Explore head-to-head clinical comparisons of other medications in the same therapeutic classes.
Common clinical questions about LIORESAL vs CYCLOBENZAPRINE HYDROCHLORIDE, answered by our medical review team.
LIORESAL is a Skeletal Muscle Relaxant that works by GABA-B receptor agonist; inhibits monosynaptic and polysynaptic reflexes at the spinal cord level by reducing excitatory neurotransmitter release.. CYCLOBENZAPRINE HYDROCHLORIDE is a Skeletal Muscle Relaxant that works by Cyclobenzaprine is a centrally acting muscle relaxant that reduces tonic somatic motor activity at the supraspinal level, primarily at the brainstem reticular formation and descending pathways. It is structurally related to tricyclic antidepressants and inhibits reuptake of norepinephrine and serotonin, but the direct relationship to its muscle relaxant effects is not fully established.. They differ in pharmacokinetic profiles, FDA-approved indications, and side effect profiles.
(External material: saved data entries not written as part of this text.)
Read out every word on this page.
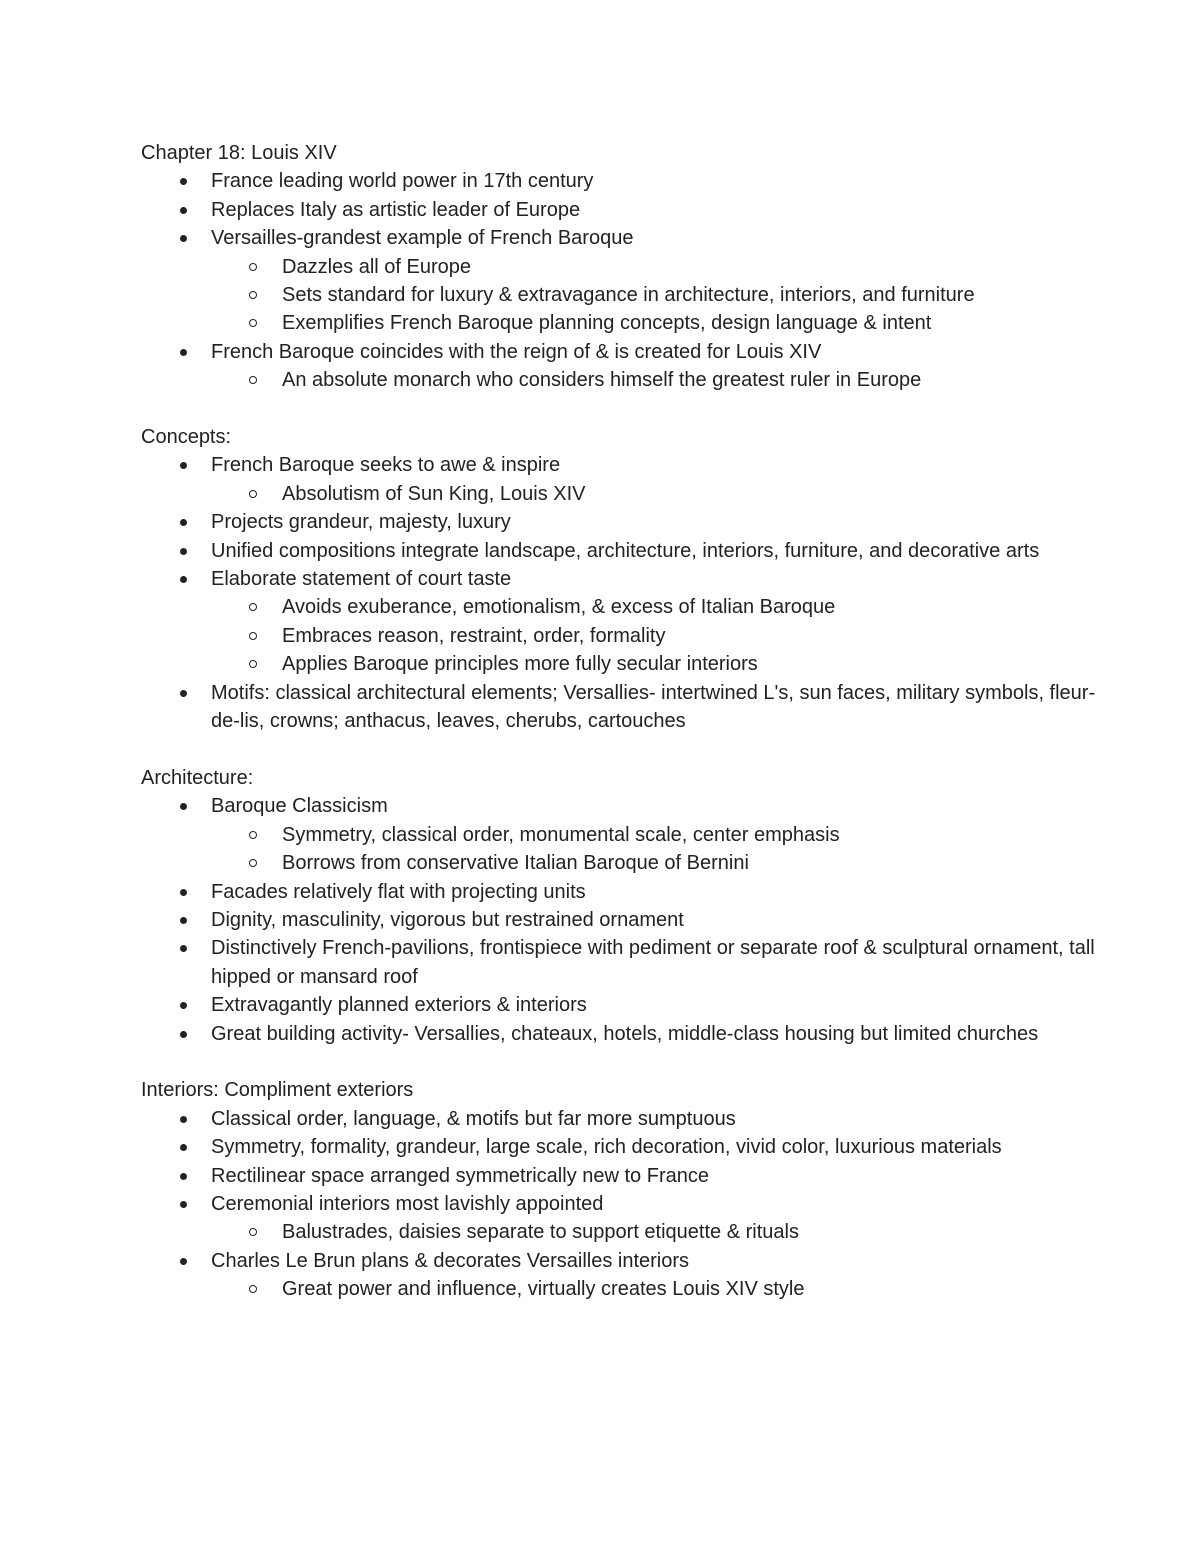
Chapter 18: Louis XIV

France leading world power in 17th century
Replaces Italy as artistic leader of Europe
Versailles-grandest example of French Baroque
Dazzles all of Europe
Sets standard for luxury & extravagance in architecture, interiors, and furniture
Exemplifies French Baroque planning concepts, design language & intent
French Baroque coincides with the reign of & is created for Louis XIV
An absolute monarch who considers himself the greatest ruler in Europe

Concepts:

French Baroque seeks to awe & inspire
Absolutism of Sun King, Louis XIV
Projects grandeur, majesty, luxury
Unified compositions integrate landscape, architecture, interiors, furniture, and decorative arts
Elaborate statement of court taste
Avoids exuberance, emotionalism, & excess of Italian Baroque
Embraces reason, restraint, order, formality
Applies Baroque principles more fully secular interiors
Motifs: classical architectural elements; Versallies- intertwined L's, sun faces, military symbols, fleur-de-lis, crowns; anthacus, leaves, cherubs, cartouches

Architecture:

Baroque Classicism
Symmetry, classical order, monumental scale, center emphasis
Borrows from conservative Italian Baroque of Bernini
Facades relatively flat with projecting units
Dignity, masculinity, vigorous but restrained ornament
Distinctively French-pavilions, frontispiece with pediment or separate roof & sculptural ornament, tall hipped or mansard roof
Extravagantly planned exteriors & interiors
Great building activity- Versallies, chateaux, hotels, middle-class housing but limited churches

Interiors: Compliment exteriors

Classical order, language, & motifs but far more sumptuous
Symmetry, formality, grandeur, large scale, rich decoration, vivid color, luxurious materials
Rectilinear space arranged symmetrically new to France
Ceremonial interiors most lavishly appointed
Balustrades, daisies separate to support etiquette & rituals
Charles Le Brun plans & decorates Versailles interiors
Great power and influence, virtually creates Louis XIV style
Potency comparisons between LIORESAL and CYCLOBENZAPRINE HYDROCHLORIDE depend on the specific clinical indication. These are both Skeletal Muscle Relaxant agents and are not directly interchangeable by dose. A physician or clinical pharmacist should guide any therapeutic switching decisions.
The standard adult dose of LIORESAL is: Oral: Initial 5 mg 3 times daily, increase by 5 mg per dose every 3 days to a maximum of 80 mg/day (20 mg 4 times daily). Intrathecal: Test dose 50-100 mcg; maintenance infusion 300-800 mcg/day.. The standard adult dose of CYCLOBENZAPRINE HYDROCHLORIDE is: Adults: 5 mg orally three times daily; may increase to 10 mg three times daily based on response. Maximum 30 mg per day.. Dosing should always be individualized based on indication, renal and hepatic function, age, and other patient factors.
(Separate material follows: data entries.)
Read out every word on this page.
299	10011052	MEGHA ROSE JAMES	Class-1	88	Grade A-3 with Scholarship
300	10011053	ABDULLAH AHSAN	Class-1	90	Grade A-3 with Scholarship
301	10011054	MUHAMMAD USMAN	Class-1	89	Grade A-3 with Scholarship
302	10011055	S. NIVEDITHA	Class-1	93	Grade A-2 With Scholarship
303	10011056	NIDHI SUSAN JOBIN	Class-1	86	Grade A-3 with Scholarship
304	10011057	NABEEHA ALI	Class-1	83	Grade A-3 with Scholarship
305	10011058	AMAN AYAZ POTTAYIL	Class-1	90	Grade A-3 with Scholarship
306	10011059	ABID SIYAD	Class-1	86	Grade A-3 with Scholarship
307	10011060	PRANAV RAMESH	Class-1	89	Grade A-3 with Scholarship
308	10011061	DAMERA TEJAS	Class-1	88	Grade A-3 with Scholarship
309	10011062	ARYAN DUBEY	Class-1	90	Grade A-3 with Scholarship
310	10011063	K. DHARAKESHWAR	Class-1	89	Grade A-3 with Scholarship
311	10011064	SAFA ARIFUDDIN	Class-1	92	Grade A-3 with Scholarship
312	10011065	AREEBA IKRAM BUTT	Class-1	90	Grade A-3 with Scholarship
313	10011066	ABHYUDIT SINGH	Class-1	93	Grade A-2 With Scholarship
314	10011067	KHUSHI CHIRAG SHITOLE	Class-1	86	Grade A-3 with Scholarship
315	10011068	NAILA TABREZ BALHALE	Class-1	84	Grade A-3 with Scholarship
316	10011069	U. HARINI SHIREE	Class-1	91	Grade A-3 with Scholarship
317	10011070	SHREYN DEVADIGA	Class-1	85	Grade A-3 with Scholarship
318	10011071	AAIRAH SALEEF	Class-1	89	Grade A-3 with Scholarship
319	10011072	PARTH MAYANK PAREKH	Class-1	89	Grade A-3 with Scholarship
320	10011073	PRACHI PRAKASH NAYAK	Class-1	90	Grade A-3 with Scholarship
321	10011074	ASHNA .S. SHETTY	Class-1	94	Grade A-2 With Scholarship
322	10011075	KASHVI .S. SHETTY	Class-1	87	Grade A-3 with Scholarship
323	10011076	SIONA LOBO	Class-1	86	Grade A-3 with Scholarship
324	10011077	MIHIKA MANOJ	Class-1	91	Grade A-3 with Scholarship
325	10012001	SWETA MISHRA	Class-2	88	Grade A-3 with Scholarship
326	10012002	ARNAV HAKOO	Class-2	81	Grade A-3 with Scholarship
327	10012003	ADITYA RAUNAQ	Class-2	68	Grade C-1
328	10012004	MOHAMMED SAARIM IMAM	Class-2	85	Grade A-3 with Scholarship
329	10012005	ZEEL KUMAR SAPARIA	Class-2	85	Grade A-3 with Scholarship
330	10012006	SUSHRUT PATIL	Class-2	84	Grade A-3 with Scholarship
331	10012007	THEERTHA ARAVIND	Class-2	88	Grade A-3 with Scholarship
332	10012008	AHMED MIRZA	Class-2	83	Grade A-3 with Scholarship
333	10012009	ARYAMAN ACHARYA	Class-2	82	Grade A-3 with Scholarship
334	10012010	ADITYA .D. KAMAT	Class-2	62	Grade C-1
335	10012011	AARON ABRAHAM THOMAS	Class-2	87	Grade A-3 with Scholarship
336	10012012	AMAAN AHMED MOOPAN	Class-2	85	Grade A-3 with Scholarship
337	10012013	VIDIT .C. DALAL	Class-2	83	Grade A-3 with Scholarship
No direct drug-drug interaction has been formally documented between LIORESAL and CYCLOBENZAPRINE HYDROCHLORIDE in current clinical databases. However, individual patient risk factors including other medications, organ function, and comorbidities should always be evaluated by a qualified healthcare provider.
The maternal-fetal safety profiles differ. LIORESAL is classified as Category C. First trimester: Increased risk of orofacial clefts (cleft palate) based on animal studies and limited human data. Second and third trimesters: Risk of fetal bradycardia, hypotonia. CYCLOBENZAPRINE HYDROCHLORIDE is classified as Category A/B. Cyclobenzaprine is classified as FDA Pregnancy Category B. Animal reproduction studies have not shown fetal risk, and there are no adequate and well-controlled studies in pregnant . Always consult a maternal-fetal medicine specialist before taking either drug during pregnancy or lactation.